Before beginning this dark tour, Boyd makes sure to note that these passages do not represent the primary way God is depicted in the Old Testament (covenant love and peace). He believes the normative conception of God in the OT is perfectly consistent with the God who is decisively revealed in the crucified Christ. But the 'dark side' must be dealt with and (at least initially) dealt with at face value.

Boyd continues by cataloging numerous places where God comes across as ugly in the Old Testament. It depicts God has commanding genocide, calling for and accepting child sacrifice, utilizing and sanctioning violence, destroying the world and, later, particular cities, sending destructive agents, acting capriciously, and using nations as weapons. The Old Testament contains the Psalms which include many notes of hatred (not love) toward enemies and numerous stories of God's people committing incredibly brutal and violent acts.

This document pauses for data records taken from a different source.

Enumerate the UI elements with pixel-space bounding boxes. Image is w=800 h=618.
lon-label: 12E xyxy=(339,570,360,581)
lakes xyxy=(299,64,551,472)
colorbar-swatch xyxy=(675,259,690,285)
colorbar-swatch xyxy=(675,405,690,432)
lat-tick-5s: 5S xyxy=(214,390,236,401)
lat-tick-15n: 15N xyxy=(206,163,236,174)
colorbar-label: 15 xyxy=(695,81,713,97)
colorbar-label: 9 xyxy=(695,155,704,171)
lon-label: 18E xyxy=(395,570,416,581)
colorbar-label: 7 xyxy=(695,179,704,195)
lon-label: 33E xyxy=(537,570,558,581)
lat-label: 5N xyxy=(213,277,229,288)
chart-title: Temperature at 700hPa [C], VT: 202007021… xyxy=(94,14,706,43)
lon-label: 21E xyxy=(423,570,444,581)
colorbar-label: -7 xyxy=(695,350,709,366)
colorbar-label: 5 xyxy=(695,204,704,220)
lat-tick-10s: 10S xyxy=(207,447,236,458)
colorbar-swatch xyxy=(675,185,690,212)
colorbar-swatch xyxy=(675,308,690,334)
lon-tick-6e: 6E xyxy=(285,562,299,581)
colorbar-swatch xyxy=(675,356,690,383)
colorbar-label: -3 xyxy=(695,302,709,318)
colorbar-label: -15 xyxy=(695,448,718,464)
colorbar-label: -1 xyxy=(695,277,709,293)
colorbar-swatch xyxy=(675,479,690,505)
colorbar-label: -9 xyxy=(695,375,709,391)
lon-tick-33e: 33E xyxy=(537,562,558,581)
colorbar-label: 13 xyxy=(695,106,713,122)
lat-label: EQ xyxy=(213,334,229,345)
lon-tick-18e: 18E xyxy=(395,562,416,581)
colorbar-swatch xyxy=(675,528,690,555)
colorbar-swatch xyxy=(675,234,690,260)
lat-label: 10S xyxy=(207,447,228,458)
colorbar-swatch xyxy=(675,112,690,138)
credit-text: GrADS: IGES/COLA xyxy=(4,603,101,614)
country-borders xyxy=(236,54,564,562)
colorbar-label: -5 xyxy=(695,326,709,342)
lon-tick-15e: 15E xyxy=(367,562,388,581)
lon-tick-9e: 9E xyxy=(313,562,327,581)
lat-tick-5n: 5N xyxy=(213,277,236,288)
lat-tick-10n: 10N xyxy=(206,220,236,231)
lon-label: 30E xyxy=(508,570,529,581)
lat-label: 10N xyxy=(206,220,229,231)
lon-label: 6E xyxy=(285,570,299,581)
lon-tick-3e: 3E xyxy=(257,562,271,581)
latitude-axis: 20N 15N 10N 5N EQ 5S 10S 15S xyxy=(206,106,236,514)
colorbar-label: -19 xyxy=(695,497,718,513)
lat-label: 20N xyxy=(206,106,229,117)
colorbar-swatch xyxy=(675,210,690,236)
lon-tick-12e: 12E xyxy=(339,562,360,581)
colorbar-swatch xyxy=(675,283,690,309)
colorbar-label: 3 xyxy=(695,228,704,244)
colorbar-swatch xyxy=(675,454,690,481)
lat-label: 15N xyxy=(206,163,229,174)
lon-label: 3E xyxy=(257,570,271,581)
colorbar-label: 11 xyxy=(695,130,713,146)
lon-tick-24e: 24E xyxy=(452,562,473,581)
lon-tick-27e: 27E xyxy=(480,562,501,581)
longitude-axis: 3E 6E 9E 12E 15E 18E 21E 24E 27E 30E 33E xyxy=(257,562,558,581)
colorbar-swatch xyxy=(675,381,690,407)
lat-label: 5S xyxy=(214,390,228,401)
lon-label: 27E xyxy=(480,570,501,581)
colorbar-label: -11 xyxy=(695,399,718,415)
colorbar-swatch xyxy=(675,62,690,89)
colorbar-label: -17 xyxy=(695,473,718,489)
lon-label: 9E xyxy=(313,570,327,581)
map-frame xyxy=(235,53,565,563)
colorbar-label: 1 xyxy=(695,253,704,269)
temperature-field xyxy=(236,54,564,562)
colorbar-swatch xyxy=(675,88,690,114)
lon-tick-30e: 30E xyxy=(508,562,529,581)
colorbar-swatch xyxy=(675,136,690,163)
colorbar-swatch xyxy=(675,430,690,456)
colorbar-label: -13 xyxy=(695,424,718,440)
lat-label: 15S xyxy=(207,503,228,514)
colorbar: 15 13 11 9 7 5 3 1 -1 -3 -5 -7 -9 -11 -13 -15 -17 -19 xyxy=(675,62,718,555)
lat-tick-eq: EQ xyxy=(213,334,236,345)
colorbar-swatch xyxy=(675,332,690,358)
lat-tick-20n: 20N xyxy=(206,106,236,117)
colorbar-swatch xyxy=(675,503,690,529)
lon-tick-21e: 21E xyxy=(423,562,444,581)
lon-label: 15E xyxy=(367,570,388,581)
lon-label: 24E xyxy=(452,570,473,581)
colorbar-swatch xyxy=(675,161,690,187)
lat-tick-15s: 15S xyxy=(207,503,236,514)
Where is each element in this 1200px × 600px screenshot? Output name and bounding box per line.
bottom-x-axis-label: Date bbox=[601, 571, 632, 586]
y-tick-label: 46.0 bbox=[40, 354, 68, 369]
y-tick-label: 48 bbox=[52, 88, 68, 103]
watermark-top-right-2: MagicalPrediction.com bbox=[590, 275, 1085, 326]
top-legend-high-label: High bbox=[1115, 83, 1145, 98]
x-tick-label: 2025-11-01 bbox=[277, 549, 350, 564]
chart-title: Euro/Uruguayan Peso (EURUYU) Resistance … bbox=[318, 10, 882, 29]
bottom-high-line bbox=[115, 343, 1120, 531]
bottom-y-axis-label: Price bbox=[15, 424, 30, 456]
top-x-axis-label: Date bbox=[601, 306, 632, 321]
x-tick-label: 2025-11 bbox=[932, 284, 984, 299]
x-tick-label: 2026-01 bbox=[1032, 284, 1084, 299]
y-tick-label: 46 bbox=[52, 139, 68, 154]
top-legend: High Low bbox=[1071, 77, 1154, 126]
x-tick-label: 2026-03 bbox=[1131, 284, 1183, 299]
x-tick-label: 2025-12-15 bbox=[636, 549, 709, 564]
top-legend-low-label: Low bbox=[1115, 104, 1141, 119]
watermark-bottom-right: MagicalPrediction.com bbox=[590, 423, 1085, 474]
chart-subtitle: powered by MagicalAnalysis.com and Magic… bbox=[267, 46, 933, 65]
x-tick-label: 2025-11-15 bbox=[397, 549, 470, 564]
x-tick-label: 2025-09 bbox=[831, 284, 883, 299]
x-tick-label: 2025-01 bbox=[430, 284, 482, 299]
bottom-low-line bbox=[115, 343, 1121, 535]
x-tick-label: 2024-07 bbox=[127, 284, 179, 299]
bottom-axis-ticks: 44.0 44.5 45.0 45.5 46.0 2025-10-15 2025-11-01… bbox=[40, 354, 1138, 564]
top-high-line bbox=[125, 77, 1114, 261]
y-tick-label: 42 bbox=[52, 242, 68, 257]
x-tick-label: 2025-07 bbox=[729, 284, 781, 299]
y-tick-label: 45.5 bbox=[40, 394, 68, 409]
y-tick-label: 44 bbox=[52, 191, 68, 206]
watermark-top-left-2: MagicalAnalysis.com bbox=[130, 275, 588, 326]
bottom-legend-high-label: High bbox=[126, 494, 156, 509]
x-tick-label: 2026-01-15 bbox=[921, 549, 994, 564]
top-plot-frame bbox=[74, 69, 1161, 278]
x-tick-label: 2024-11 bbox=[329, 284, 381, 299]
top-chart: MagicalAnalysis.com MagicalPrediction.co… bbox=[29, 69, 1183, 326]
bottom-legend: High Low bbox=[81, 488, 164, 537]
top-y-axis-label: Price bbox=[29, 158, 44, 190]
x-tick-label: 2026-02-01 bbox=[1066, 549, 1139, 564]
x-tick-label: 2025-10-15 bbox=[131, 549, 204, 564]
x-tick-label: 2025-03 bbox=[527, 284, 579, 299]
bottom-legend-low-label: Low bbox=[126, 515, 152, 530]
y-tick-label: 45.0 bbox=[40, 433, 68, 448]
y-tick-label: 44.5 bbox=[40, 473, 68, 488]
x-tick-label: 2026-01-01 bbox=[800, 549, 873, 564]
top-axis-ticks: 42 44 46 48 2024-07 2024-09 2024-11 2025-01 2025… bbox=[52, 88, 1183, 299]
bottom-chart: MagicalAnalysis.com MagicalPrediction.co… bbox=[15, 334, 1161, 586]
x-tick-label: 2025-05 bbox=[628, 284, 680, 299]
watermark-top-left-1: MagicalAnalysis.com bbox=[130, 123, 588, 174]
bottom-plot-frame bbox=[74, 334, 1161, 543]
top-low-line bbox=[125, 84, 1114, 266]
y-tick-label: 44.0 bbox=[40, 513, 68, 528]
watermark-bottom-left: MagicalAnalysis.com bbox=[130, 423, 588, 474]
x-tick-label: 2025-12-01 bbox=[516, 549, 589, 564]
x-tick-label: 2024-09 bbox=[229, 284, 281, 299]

Boyd believes that we can't dismiss these texts (as not God-breathed). Nor will putting a good spin on them be enough to redeem these texts. They must be re-interpreted, somehow, in light of the cross of Christ.

Reaction
I'll admit, I struggled with this chapter in two different ways. First, I struggled with the Old Testament material Boyd covered in the way he intended his readers to struggle with it. The ugliness and violence of certain Old Testament passages in impossible to ignore and extremely troubling. Second, however, I sometimes struggled with Boyd's presentation of the material. It seemed, to me, that while he specifically stated that he had no interest in exaggerating the revolting nature of the material, he actually did that to some degree.

In other words, while I agree we shouldn't do the impossible task of trying to put the 'best possible spin' on all these passages (I think his project is worth attempting), it seemed to me that sometimes in attempting to create a no-spin-zone, Boyd was actually just not dealing with the texts in context.

Interestingly, in footnote 28 (page 288), Boyd admits that some of the conservative Christian resources that put a positive spin on the 'dark side' of the Bible succeed to some degree. He admits these resources are helpful. But at other times in the chapter, he views this attempt as not 'respectful' to the Bible (in that it does not deal honestly) and concludes that such attempts actually hinder our ability to read these texts well.

To some degree, my evaluation of chapter 7, then, will have to wait until I read chapter 9 (to see how fairly Boyd reads the positive spin interpreters).